Ces établissements, privés pour la plupart, sont régis par une entente avec le CIUSSS de leur territoire d’implantation, les soins paramédicaux (infirmiers, physiothérapeutes, TS, psychoéducateurs, ergothérapeutes…) sont prodigués par des professionnels, des dits CIUSSS.
Le choix des dossiers des futurs résidents est fait par le CIUSSS, sans grande concertation avec les gestionnaires de la Ressource.
La ressource intermédiaire peut accueillir des résidents qui relèvent autant de la psychiatrie, de la psychogériatrie, que de la neuro gériatrie. Ainsi, des résidents souffrant de pathologies psychiatriques et qui sont parfois jeunes, comparativement aux autres résidents qui eux relèvent de la gériatrie, peuvent y être hébergés et y cohabiter avec des résidents plus âgés souffrant de pathologies démentielles.

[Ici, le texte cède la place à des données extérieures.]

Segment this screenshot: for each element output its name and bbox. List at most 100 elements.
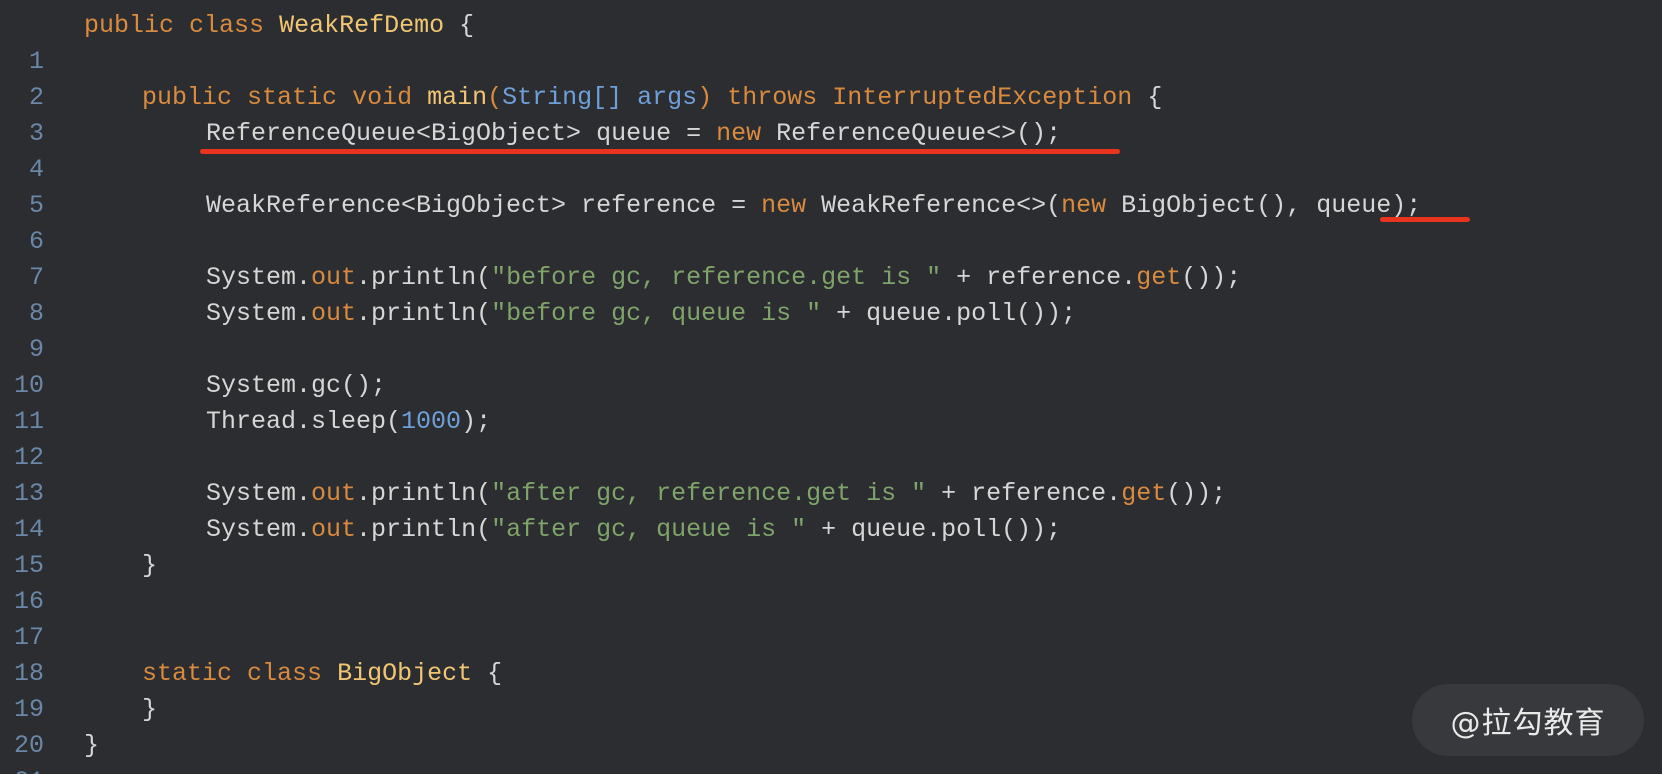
keyword: static xyxy=(247,83,338,112)
code-text: WeakReference<BigObject> reference = new… xyxy=(206,188,1421,224)
code-line-15: 15 System.out.println("after gc, queue i… xyxy=(0,512,1662,580)
watermark: @拉勾教育 xyxy=(1412,684,1644,756)
brace: } xyxy=(84,731,100,760)
code-line-21: 21 } xyxy=(0,728,1662,774)
code-segment: ()); xyxy=(1181,263,1242,292)
code-block: 1 public class WeakRefDemo { 2 3 public … xyxy=(0,8,1662,774)
code-segment: ()); xyxy=(1166,479,1227,508)
code-text: System.out.println("before gc, reference… xyxy=(206,260,1241,296)
keyword: new xyxy=(716,119,762,148)
code-line-1: 1 public class WeakRefDemo { xyxy=(0,8,1662,76)
watermark-text: @拉勾教育 xyxy=(1450,706,1606,741)
brace: { xyxy=(472,659,503,688)
string-literal: "before gc, reference.get is " xyxy=(491,263,942,292)
code-line-3: 3 public static void main(String[] args)… xyxy=(0,80,1662,148)
code-text: public class WeakRefDemo { xyxy=(84,8,474,44)
code-segment: + queue.poll()); xyxy=(806,515,1062,544)
code-line-14: 14 System.out.println("after gc, referen… xyxy=(0,476,1662,544)
code-line-16: 16 } xyxy=(0,548,1662,616)
field-name: out xyxy=(311,299,357,328)
brace: } xyxy=(142,695,158,724)
method-name: main xyxy=(427,83,488,112)
code-segment: System.gc(); xyxy=(206,371,387,400)
code-segment: System. xyxy=(206,299,312,328)
keyword: class xyxy=(189,11,265,40)
paren: ( xyxy=(487,83,503,112)
code-segment: .println( xyxy=(356,479,492,508)
brace: { xyxy=(1132,83,1163,112)
code-line-17: 17 xyxy=(0,584,1662,652)
keyword: public xyxy=(84,11,175,40)
code-text: } xyxy=(84,728,99,764)
code-line-18: 18 xyxy=(0,620,1662,688)
code-segment: + queue.poll()); xyxy=(821,299,1077,328)
code-segment: .println( xyxy=(356,515,492,544)
method-name: get xyxy=(1121,479,1167,508)
code-segment: ReferenceQueue<BigObject> queue = xyxy=(206,119,717,148)
code-editor: 1 public class WeakRefDemo { 2 3 public … xyxy=(0,0,1662,774)
field-name: out xyxy=(311,479,357,508)
paren: ) xyxy=(697,83,713,112)
number-literal: 1000 xyxy=(401,407,462,436)
code-line-13: 13 xyxy=(0,440,1662,508)
code-line-11: 11 System.gc(); xyxy=(0,368,1662,436)
code-line-4: 4 ReferenceQueue<BigObject> queue = new … xyxy=(0,116,1662,184)
code-text: static class BigObject { xyxy=(142,656,502,692)
code-segment: + reference. xyxy=(926,479,1122,508)
code-line-19: 19 static class BigObject { xyxy=(0,656,1662,724)
brace: { xyxy=(444,11,475,40)
method-name: get xyxy=(1136,263,1182,292)
code-segment: System. xyxy=(206,263,312,292)
code-text: Thread.sleep(1000); xyxy=(206,404,491,440)
code-line-5: 5 xyxy=(0,152,1662,220)
code-segment: WeakReference<>( xyxy=(806,191,1062,220)
code-text: System.out.println("before gc, queue is … xyxy=(206,296,1076,332)
code-line-12: 12 Thread.sleep(1000); xyxy=(0,404,1662,472)
code-segment: + reference. xyxy=(941,263,1137,292)
string-literal: "after gc, queue is " xyxy=(491,515,807,544)
keyword: static xyxy=(142,659,233,688)
code-segment: WeakReference<BigObject> reference = xyxy=(206,191,762,220)
code-segment: .println( xyxy=(356,263,492,292)
code-segment: System. xyxy=(206,515,312,544)
keyword: new xyxy=(1061,191,1107,220)
keyword: class xyxy=(247,659,323,688)
line-number: 21 xyxy=(0,764,44,774)
brace: } xyxy=(142,551,158,580)
class-name: WeakRefDemo xyxy=(279,11,445,40)
code-segment: Thread.sleep( xyxy=(206,407,402,436)
string-literal: "before gc, queue is " xyxy=(491,299,822,328)
queue-declaration-underline xyxy=(200,149,1120,154)
code-line-10: 10 xyxy=(0,332,1662,400)
class-name: BigObject xyxy=(337,659,473,688)
code-segment: ); xyxy=(461,407,492,436)
string-literal: "after gc, reference.get is " xyxy=(491,479,927,508)
code-text: System.out.println("after gc, reference.… xyxy=(206,476,1226,512)
param-name: args xyxy=(637,83,698,112)
keyword: void xyxy=(352,83,413,112)
code-segment: System. xyxy=(206,479,312,508)
code-segment: ReferenceQueue<>(); xyxy=(761,119,1062,148)
code-text: System.out.println("after gc, queue is "… xyxy=(206,512,1061,548)
field-name: out xyxy=(311,263,357,292)
code-text: } xyxy=(142,692,157,728)
code-line-2: 2 xyxy=(0,44,1662,112)
field-name: out xyxy=(311,515,357,544)
param-type: String[] xyxy=(502,83,623,112)
code-text: } xyxy=(142,548,157,584)
code-text: public static void main(String[] args) t… xyxy=(142,80,1162,116)
code-segment: BigObject(), queue); xyxy=(1106,191,1422,220)
code-line-9: 9 System.out.println("before gc, queue i… xyxy=(0,296,1662,364)
code-text: ReferenceQueue<BigObject> queue = new Re… xyxy=(206,116,1061,152)
exception-type: InterruptedException xyxy=(832,83,1133,112)
code-line-8: 8 System.out.println("before gc, referen… xyxy=(0,260,1662,328)
keyword: new xyxy=(761,191,807,220)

Cette cohabitation pose un problème de prise en charge aux équipes de la Ressource, car comme il est dit dans la littérature, les démences et les psychoses ne font pas bon ménage.
Les Ressources intermédiaires, mis à part celles spécialisées dans la santé mentale, ne devraient pas accueillir ses résidents sans une promesse d’un suivi psychiatrique rigoureux et sans avoir une entente claire avec un service psychiatrique, qui pourrait reprendre le résident s’il décompense.
Les recherches sociologiques portant sur la souffrance psychique vécue par les personnes âgées vivant en RI sont encore peu développées. Pourtant, il semble légitime de se pencher sur cet objet d’étude, car les chiffres concernant la santé mentale des résidents sont préoccupants. En effet, cinq personnes âgées sur dix souffrent au moins d’une maladie neuropsychiatrique, Les syndromes dépressifs, les états anxieux ou autres troubles psychiques.

Le problème se pose aussi avec les résidents souffrant de pathologies démentielles, comme la maladie d’Alzheimer ou autres démences apparentées ; dans ces cas, les Ressources intermédiaires ne sont pas adaptées à leur accompagnement, par manque d’effectifs formés et par manque d’environnement adapté. Ces résidents décompensent très rapidement, et développent des comportements déviants. La solution est simple et passe par la bonne volonté du CIUSSS d’aider les ressources intermédiaires, à la création d’unités prothétiques fermées, l’établissement s’engageant à mettre en place le personnel formé et suffisant, ainsi qu’un environnement architectural adapté, des activités stimulantes y seront pratiquées par une équipe spécialisée relevant du CIUSSS.
Pour conclure enfin, les ressources intermédiaires sont malheureusement confrontées à une impuissance dans la gestion des comportements des résidents définis comme déviants.
Elles pâtissent d’une carence en personnel et de formation pas toujours adaptée voire inexistante.

Des pistes de réflexion devraient être ouvertes pour comprendre plus finement les expériences de chacun et réfléchir aux modes de prise en charge des établissements les plus adéquats pour favoriser le bien-être et la qualité de vie des personnes âgées dépendantes.